Назад

Марина Давыдова «Отдайте нам точку опоры»

Известия 01.03.2006

Кама Гинкас опять обратился к Достоевскому. Один из самых мощных его спектаклей-он сделан по «Легенде о Великом инквизиторе» — бросает вызов Творцу, но одновременно бросает его и людям. Вызов хочется принять.

Теперь, когда неутомимый моралист и изобретательный провокатор русского театра воплотил на сцене текст, автором которого значится Иван Карамазов, стало вдруг отчетливо ясно, с кого из героев мировой литературы он делал и делает свою жизнь в искусстве. Ведь что же иное его вечная попытка достучаться до небес и обличить земную юдоль, как не бунт сострадательного интеллектуала против Бога? В основу спектакля, названного «Нелепой поэмкой», легли кроме «Легенды» еще и две предшествующие ей главы из «Братьев Карамазовых». В них Иван доказывает брату Алексею право вернуть Творцу билет на вход в царство гармонии. Билет, если кто вдруг не помнит, оплаченный «слезинкой ребеночка». Алексей в ответ почти ничего не говорит. В сдержанном и очень убедительном исполнении Андрея Финягина он лишь просветленно молчит. Иван же (Николай Иванов) говорит лихорадочно. Налет интеллектуальности с него снят: он говорит сердцем. Есть в нем эдакое гинкасовское юродство (в самом начале спектакля он выезжает на сцену на инвалидной каталке — ну в смысле: извините, что мы к вам обращаемся), но юродство не отменяет искренности. Оно лишь ее оттеняет. Иван говорит убедительно.

Великий инквизитор, которому он передаст слово, тут еще убедительней. Даром что ли играет его Игорь Ясулович, артист редкого мастерства и удивительной энергетики. Почти часовой монолог 90-летнего старика-обвинение Христа, взвалившего на человечество непосильное бремя свободы, рассказ о наших грехах, сменяющий рассказ Ивана о наших страданиях, — пронизан такой болью за людей, что искать контраргументы как-то не хочется. Да их, собственно, и произнести тут некому. Христа рядом с инквизитором нет. Во-первых, Гинкас слишком умен, чтобы выводить Его на сцену во плоти. Алексей молчит. Христос безмолвствует.
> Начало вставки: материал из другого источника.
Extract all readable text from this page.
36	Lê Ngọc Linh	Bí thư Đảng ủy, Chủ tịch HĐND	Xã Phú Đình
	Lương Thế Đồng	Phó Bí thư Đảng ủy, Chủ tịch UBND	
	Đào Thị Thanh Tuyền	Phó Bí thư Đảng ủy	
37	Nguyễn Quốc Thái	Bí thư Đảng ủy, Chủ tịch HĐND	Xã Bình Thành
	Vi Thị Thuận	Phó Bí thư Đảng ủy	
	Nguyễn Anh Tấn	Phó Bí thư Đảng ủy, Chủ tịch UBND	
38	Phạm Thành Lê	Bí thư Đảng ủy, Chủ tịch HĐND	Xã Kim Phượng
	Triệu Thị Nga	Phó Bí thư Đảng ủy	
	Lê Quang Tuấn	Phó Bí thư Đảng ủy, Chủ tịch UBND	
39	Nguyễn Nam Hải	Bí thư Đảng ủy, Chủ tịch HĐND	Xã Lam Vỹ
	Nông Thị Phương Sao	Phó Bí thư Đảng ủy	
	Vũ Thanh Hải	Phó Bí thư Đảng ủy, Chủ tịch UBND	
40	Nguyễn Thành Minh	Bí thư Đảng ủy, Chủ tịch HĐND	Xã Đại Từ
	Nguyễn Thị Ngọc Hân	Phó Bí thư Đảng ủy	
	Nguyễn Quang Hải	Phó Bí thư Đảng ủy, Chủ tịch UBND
В спектакле есть несколько типично гинкасовских, режущих и колющих, ходов. Нам без обиняков продемонстрируют, как человечество жаждет хлеба и зрелищ: прибьют к кресту четыре буханки хлеба и водрузят сверху телевизор. Есть прекрасная, как всегда, сценография Сергея Бархина-гулкое кирпичное пространство не дает мыслям вырваться наружу, и они как эхо возвращаются к тому, кто их произнес. В этом спектакле по-прежнему чувствуется фантастическое мастерство режиссера. Но такой бездны отчаяния у Гинкаса не было, пожалуй, никогда.

У Сэмуэля Беккета есть гениальная фраза, обращенная к Богу (точнее, брошенная Ему): «Мерзавец! Он не существует». Вот эпиграф к творчеству Гинкаса. Гнев на того, кого нет, за то, что Его нет. Ты кричишь в небеса, а там тишина. Пустота. Вечное безмолвие. Да откликнитесь же вы, человек гибнет! Никого нет дома. К давящему ужасу богооставленности в новом спектакле примешивается столь же давящая мизантропия.

Если бы Гинкас не верил только в Бога. Но он ведь и в человека как-то не того… Весь вечер на сцене присутствует массовка, и участники ее похожи на бомжей с Курского вокзала. До боли в мышцах и суставах Гинкас жалеет сих достойных кисти Брейгеля двуногих существ, но в его жалости не может быть любви. Это жалость Великого инквизитора, точно знающего, что у людей нет Бога, потому что и людей-то почти нет. Так — считанные единицы. Раз, два — и обчелся. Несколько сострадательных интеллектуалов, упорно бросающих вызов Тому, в кого они не верят.